Using Artificial Intelligence to Drive Innovation in Weaving Technology

Pennine Weavers is a specialist commission weaving plant with a long pedigree of producing the world’s finest cloth.

Originally established as a Commission Weaver by its current Chairman, John Hodges in 1969, the weavers operates on an impressive scale, boasting the ability to produce lengths of fabric up to 3000m. However, impressive quantity has been combined with even more impressive quality – while its home town of Keighley was once home to over 56 textile mills, Pennine Weavers has been able to succeed in an increasingly competitive market by fostering a reputation for high-end products and continuous innovation.

Pennine Weavers commission weaving loom
Pennine Weavers commission weaving loom

Crucially, this commitment to excellence has allowed Pennine Weavers to operate within a framework that accounts for a continuous streamlining of manufacturing processes. Working alongside Future Fashion Factory on an AI Autoplan Project, Pennine Weavers have further entrenched their position at the forefront of technological development.

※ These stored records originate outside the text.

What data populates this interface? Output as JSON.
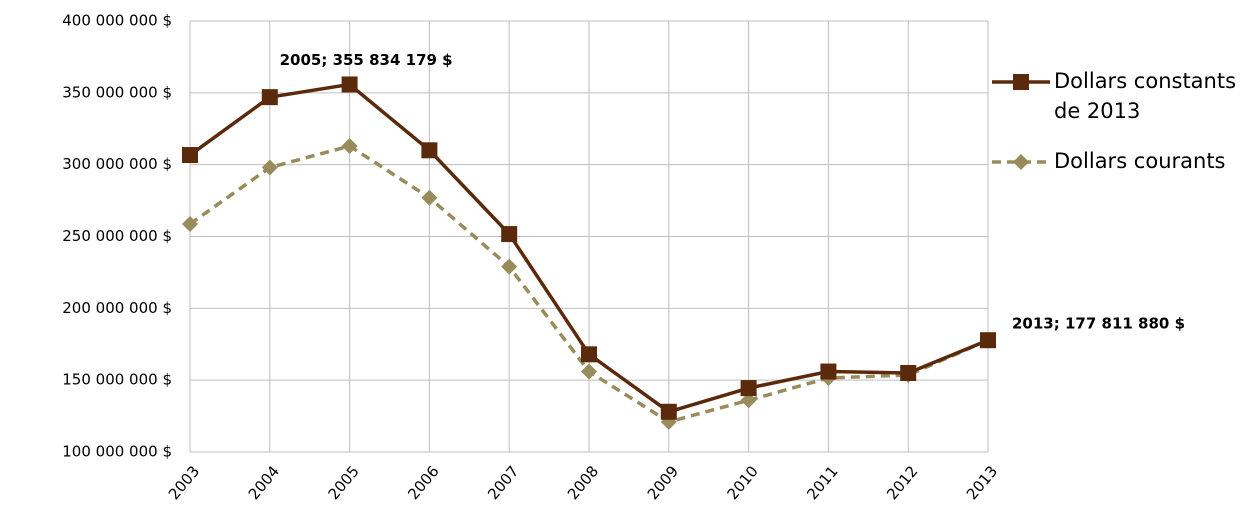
{
  "chart_data": {
    "type": "line",
    "categories": [
      "2003",
      "2004",
      "2005",
      "2006",
      "2007",
      "2008",
      "2009",
      "2010",
      "2011",
      "2012",
      "2013"
    ],
    "series": [
      {
        "name": "Dollars constants de 2013",
        "color": "#5b2a0c",
        "dashed": false,
        "marker": "square",
        "values": [
          306700000,
          347000000,
          355834179,
          310000000,
          251700000,
          168000000,
          128000000,
          144500000,
          156000000,
          155000000,
          177811880
        ],
        "value_labels": [
          null,
          null,
          "2005; 355 834 179 $",
          null,
          null,
          null,
          null,
          null,
          null,
          null,
          "2013; 177 811 880 $"
        ]
      },
      {
        "name": "Dollars courants",
        "color": "#998c5c",
        "dashed": true,
        "marker": "diamond",
        "values": [
          258700000,
          298000000,
          313000000,
          277000000,
          229000000,
          156000000,
          121000000,
          136000000,
          151500000,
          153600000,
          177811880
        ]
      }
    ],
    "ylim": [
      100000000,
      400000000
    ],
    "yticks": [
      {
        "value": 100000000,
        "label": "100 000 000 $"
      },
      {
        "value": 150000000,
        "label": "150 000 000 $"
      },
      {
        "value": 200000000,
        "label": "200 000 000 $"
      },
      {
        "value": 250000000,
        "label": "250 000 000 $"
      },
      {
        "value": 300000000,
        "label": "300 000 000 $"
      },
      {
        "value": 350000000,
        "label": "350 000 000 $"
      },
      {
        "value": 400000000,
        "label": "400 000 000 $"
      }
    ],
    "grid": true,
    "legend": "right"
  }
}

Collaborating with Future Fashion Factory, Professor Stephen Westland, and their software partner, Juno Software, Pennine Weavers unpicked the challenges behind the implementation of Artificial Intelligence as part of a weavers’ operations and processes.

“Pennine Weavers has always prided itself at being at the forefront of systems development and implementation in the textile industry and we believe this project will not only have benefits for Pennine Weavers but potentially the whole industry. Working alongside the University of Leeds, we believe we can develop an AI-based planning system which will maximise effectiveness and efficiency of the resources employed internally, and deliver considerable benefits to both our customers and suppliers.”  

Gary Eastwood, Managing Director of Pennine Weavers
Managing director of Pennine Weavers, Gary Eastwood

Production planning for bespoke luxury fabric has typically been a laborious and time-consuming task, requiring both in-depth technical expertise and precision. However, by using machine learning and AI techniques to implement an automated workload scheduler the project was able to develop an intelligent digital system to maximise the efficacy and efficiency of premium fabric manufacturing.

Challenges around the ways to streamline production processes have been critical to the industry, as issues caused by human error – even from experienced staff – can have a devastating impact.  As such, Professor Stephen Westland stated, “it was really rewarding to work on this topic with an industrial member of the FFF network, developing an automated workload scheduler will have a critically positive impact on the company”.

Through the AI Autoplan project, Pennine Weavers have been able to explore options that utilise machine learning and artificial learning within the production environment, an application with huge potential to maximise effectiveness both internally and to suppliers and consumers alike.

The outcomes of the project could have a significant effect on the efficiency and cost effectiveness of the business, reducing lead times, costs, risk and therefore ensuring that they stay at the forefront of weaving both nationally and globally. However, utilising machine learning in this way could improve planning across industry, driving growth and reducing waste on a profound scale.

The project only scratches the surface when it comes to application viable AI applications across the textile industry – no doubt the technology behind the automatic workload scheduler can be used to facilitate a host of other automated processes. As such, Professor Stephen Westland stated, “UoL researchers were very pleased to be able to contribute to identification of suitable AI technologies; it was a pleasure to be able to work alongside technology partner Juno in this project.”